We think you need these skills to ace NLP / LLM Scientist - Applied AI ML Lead - Machine Learning Centre of Excellence in London
Some tips for your application 🫡
Show Your Passion:Let us see your enthusiasm for machine learning! In your application, share any personal projects or research you've done in NLP or LLMs. This will help us understand your dedication and curiosity in the field.
Tailor Your CV:Make sure your CV highlights relevant experience and skills that match the job description. We want to see your hands-on implementation experience with deep learning toolkits like TensorFlow or PyTorch, so don’t hold back!

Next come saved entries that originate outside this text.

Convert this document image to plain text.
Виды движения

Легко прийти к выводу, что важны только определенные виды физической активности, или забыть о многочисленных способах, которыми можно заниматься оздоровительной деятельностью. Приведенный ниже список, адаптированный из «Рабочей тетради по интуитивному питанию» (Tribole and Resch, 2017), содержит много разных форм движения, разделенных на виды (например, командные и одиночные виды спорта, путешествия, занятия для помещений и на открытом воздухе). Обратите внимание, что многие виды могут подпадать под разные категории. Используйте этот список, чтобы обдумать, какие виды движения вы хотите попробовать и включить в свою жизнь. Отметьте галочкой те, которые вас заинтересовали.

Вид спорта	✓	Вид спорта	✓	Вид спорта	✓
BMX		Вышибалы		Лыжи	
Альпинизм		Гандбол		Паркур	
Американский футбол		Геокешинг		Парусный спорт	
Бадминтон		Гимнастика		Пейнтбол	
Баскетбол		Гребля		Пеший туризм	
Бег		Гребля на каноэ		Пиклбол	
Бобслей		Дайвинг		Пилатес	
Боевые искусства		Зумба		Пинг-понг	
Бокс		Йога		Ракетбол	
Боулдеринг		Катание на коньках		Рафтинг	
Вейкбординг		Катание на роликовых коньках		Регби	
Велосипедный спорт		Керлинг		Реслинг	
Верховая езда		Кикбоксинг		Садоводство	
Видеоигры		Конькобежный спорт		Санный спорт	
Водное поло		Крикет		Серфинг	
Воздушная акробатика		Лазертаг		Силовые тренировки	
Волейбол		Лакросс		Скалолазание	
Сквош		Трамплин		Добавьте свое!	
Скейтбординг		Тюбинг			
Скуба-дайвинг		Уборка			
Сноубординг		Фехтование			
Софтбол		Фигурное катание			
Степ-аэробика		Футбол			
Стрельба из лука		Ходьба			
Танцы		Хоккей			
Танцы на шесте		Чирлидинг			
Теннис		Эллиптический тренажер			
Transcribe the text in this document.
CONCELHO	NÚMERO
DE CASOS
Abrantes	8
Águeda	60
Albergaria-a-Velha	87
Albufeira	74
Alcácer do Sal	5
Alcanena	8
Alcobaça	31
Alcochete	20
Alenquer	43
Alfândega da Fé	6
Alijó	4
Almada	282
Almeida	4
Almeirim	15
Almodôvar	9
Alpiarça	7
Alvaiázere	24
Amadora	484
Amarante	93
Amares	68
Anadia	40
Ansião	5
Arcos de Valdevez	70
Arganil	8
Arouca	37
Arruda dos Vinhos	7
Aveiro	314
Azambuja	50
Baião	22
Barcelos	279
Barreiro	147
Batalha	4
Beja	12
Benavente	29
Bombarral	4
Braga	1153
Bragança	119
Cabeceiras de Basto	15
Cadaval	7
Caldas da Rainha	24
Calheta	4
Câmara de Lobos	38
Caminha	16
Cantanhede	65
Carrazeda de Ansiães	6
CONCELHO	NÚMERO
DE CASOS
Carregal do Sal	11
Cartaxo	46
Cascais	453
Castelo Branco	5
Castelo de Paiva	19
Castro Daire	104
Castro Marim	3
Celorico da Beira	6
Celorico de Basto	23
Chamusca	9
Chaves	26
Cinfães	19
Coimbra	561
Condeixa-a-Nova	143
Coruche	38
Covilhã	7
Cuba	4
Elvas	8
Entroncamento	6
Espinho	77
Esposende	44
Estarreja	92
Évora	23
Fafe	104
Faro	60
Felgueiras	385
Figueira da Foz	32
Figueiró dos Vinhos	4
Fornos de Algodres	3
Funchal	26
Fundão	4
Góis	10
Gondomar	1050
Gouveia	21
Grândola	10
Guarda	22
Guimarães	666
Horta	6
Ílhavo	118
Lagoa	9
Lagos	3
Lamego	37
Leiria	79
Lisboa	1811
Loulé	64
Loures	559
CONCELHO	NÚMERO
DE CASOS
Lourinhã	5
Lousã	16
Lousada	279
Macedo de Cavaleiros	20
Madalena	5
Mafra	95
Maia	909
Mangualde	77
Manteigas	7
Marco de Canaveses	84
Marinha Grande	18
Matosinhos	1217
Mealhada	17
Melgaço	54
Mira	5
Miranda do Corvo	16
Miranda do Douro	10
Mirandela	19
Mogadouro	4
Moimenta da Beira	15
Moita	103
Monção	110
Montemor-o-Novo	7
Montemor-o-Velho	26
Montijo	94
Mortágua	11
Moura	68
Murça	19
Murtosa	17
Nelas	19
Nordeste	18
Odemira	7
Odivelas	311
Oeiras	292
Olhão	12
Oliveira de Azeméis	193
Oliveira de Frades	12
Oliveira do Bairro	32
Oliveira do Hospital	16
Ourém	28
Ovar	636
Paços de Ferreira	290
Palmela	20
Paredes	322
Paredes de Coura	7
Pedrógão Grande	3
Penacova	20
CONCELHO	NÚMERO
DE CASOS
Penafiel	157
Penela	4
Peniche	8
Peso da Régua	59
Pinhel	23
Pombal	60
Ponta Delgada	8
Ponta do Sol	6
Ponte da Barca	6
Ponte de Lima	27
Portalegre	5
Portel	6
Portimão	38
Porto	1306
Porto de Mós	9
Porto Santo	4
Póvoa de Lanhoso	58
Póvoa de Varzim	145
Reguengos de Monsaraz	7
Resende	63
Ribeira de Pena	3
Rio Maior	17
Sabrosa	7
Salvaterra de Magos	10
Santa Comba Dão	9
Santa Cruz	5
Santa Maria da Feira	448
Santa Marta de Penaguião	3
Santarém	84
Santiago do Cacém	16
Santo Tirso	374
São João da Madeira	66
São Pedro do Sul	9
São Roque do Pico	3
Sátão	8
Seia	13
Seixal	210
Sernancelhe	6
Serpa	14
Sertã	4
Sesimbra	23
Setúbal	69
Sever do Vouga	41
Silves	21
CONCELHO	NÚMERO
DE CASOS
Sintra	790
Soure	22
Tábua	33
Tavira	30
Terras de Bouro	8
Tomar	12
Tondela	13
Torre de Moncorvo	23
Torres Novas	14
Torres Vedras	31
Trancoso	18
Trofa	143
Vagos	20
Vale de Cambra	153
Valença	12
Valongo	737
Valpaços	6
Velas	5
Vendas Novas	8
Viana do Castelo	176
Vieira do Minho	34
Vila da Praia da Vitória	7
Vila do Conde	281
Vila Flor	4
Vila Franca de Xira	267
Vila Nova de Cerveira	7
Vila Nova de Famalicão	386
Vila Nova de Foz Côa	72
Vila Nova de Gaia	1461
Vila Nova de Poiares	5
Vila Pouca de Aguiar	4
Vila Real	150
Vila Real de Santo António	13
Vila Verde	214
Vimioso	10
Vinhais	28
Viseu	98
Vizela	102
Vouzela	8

Craft a Compelling Cover Letter:Your cover letter is your chance to tell us why you’re the perfect fit for this role. Be sure to mention specific projects or achievements that demonstrate your ability to collaborate and innovate in a team environment.
Apply Through Our Website:We encourage you to apply directly through our website. It’s the best way for us to receive your application and ensures you’re considered for the role. Plus, it’s super easy to do!
How to prepare for a job interview at Aumni
✨Know Your Stuff
Make sure you brush up on your knowledge of NLP and LLMs. Be ready to discuss specific projects you've worked on, the tools you've used like TensorFlow or PyTorch, and how you've applied machine learning methods to solve real-world problems.
✨Show Your Passion
Demonstrate your enthusiasm for machine learning by sharing your independent research or any innovative projects you've undertaken. Talk about conferences you've attended or papers you've read that inspired you, showing that you're committed to continuous learning.
✨Collaboration is Key
Since this role involves working with various teams, be prepared to discuss your experience in collaborative environments. Share examples of how you've successfully partnered with business and technical teams to deploy solutions, highlighting your communication skills.
✨Think Like a Scientist
Be ready to talk about your approach to designing experiments and evaluating model performance. Discuss how you align your work with business goals and share any experiences with A/B testing or data-driven product development to showcase your analytical thinking.